The blankness of the internet search itself was a huge warning light.
If her symptoms had precedent—
then the information was either strictly locked away at some unknown level,
or she was “the first case,”
or a soon-to-be-lost “another one.”
In any case, exposure under spotlights would be tantamount to surrendering control of her body and destiny.
The likely outcome would be labels like “unknown pathogen infection,” “extreme genetic mutation,” or “severe dissociative identity disorder,” and a life spent in laboratories or isolation wards.
Her survival instinct told her not to be exposed.
She had to hide.
She closed all browser windows and cleared her history.
Bai Lengci’s senses were now unusually sharp.
The distant sound of a car returning home at night outside the window.
The low whine of water running deep in the pipes.
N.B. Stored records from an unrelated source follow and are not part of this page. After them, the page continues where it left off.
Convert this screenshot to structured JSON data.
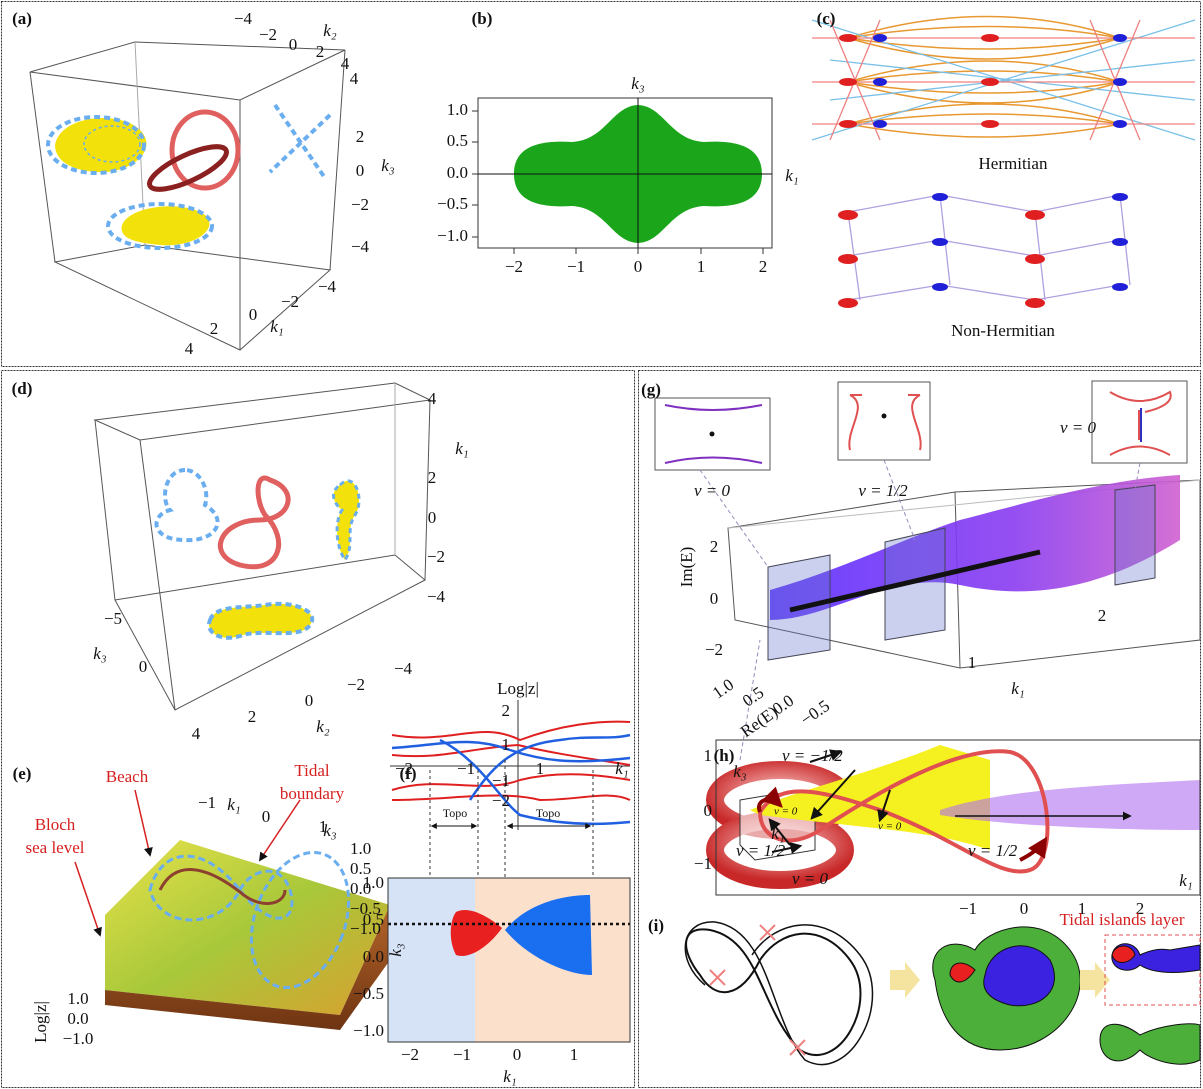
{
  "panels": {
    "a": {
      "label": "(a)",
      "k1": "k₁",
      "k2": "k₂",
      "k3": "k₃",
      "k1_ticks": [
        "−4",
        "−2",
        "0",
        "2",
        "4"
      ],
      "k2_ticks": [
        "−4",
        "−2",
        "0",
        "2",
        "4"
      ],
      "k3_ticks": [
        "4",
        "2",
        "0",
        "−2",
        "−4"
      ]
    },
    "b": {
      "label": "(b)",
      "k1": "k₁",
      "k3": "k₃",
      "x_ticks": [
        "−2",
        "−1",
        "0",
        "1",
        "2"
      ],
      "y_ticks": [
        "1.0",
        "0.5",
        "0.0",
        "−0.5",
        "−1.0"
      ]
    },
    "c": {
      "label": "(c)",
      "top_caption": "Hermitian",
      "bottom_caption": "Non-Hermitian"
    },
    "d": {
      "label": "(d)",
      "k1": "k₁",
      "k2": "k₂",
      "k3": "k₃",
      "k1_ticks": [
        "4",
        "2",
        "0",
        "−2",
        "−4"
      ],
      "k2_ticks": [
        "4",
        "2",
        "0",
        "−2",
        "−4"
      ],
      "k3_ticks": [
        "−5",
        "0"
      ]
    },
    "e": {
      "label": "(e)",
      "beach": "Beach",
      "tidal_boundary": [
        "Tidal",
        "boundary"
      ],
      "bloch_sea_level": [
        "Bloch",
        "sea level"
      ],
      "k1": "k₁",
      "k3": "k₃",
      "z_axis": "Log|z|",
      "k1_ticks": [
        "−1",
        "0",
        "1"
      ],
      "k3_ticks": [
        "1.0",
        "0.5",
        "0.0",
        "−0.5",
        "−1.0"
      ],
      "z_ticks": [
        "1.0",
        "0.0",
        "−1.0"
      ]
    },
    "f": {
      "label": "(f)",
      "top_axis": "Log|z|",
      "top_y_ticks": [
        "2",
        "1",
        "−1",
        "−2"
      ],
      "top_x_ticks": [
        "−2",
        "−1",
        "1"
      ],
      "top_k1": "k₁",
      "topo": [
        "Topo",
        "Topo"
      ],
      "k3": "k₃",
      "k1": "k₁",
      "y_ticks": [
        "1.0",
        "0.5",
        "0.0",
        "−0.5",
        "−1.0"
      ],
      "x_ticks": [
        "−2",
        "−1",
        "0",
        "1"
      ]
    },
    "g": {
      "label": "(g)",
      "insets": [
        "v = 0",
        "v = 1/2",
        "v = 0"
      ],
      "im_axis": "Im(E)",
      "im_ticks": [
        "2",
        "0",
        "−2"
      ],
      "k1": "k₁",
      "k1_ticks": [
        "1",
        "2"
      ],
      "re_axis": "Re(E)",
      "re_ticks": [
        "1.0",
        "0.5",
        "0.0",
        "−0.5"
      ],
      "torus_k1": "k₁"
    },
    "h": {
      "label": "(h)",
      "k3": "k₃",
      "k1": "k₁",
      "y_ticks": [
        "1",
        "0",
        "−1"
      ],
      "x_ticks": [
        "−1",
        "0",
        "1",
        "2"
      ],
      "annotations": [
        "v = −1/2",
        "v = 1/2",
        "v = 0",
        "v = 0",
        "v = 0",
        "v = 1/2"
      ]
    },
    "i": {
      "label": "(i)",
      "layer": "Tidal islands layer"
    }
  }
}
Even the faint, tidal-like beating of her own heart… were amplified in the silence.
After thinking for a while, Bai Lengci took out a notebook and wrote.
Assume the cause of bodily change was x.
I. Reasons for the emergence of x:
1. The rain on the night of January 14, 2024.
2. High fever.
3. The dream.
4. A genetic disease triggered by external factors, such as getting rained on, high fever.
5. Other.
II. Bodily changes.
1. Whole-body shedding, including face, hands, and feet. The new skin was whiter and more delicate. Physical constitution improved significantly.
2. Could not eat normal food; food was quickly vomited after ingestion.
3. Had an impulse to seek blood; would be attracted by the smell of blood, prompting the body to obtain blood; after drinking blood there was a feeling of satisfaction and drowsiness.
4. Became female.
Looking at the document she had written, Bai Lengci found that most of the changes to her body were beneficial.
Except for the eating issue.
From yesterday until now she had only drunk a little chicken blood and had not eaten anything else.
Bai Lengci did not think that small amount of blood could provide the energy for survival.
She poured a glass of warm water, drank it, and sat quietly for a while; there was no reaction in her stomach, so water clearly was not rejected.
Then she poured herself a glass of milk and drank it.
In less than 30 seconds Bai Lengci ran to the bathroom and vomited everything out.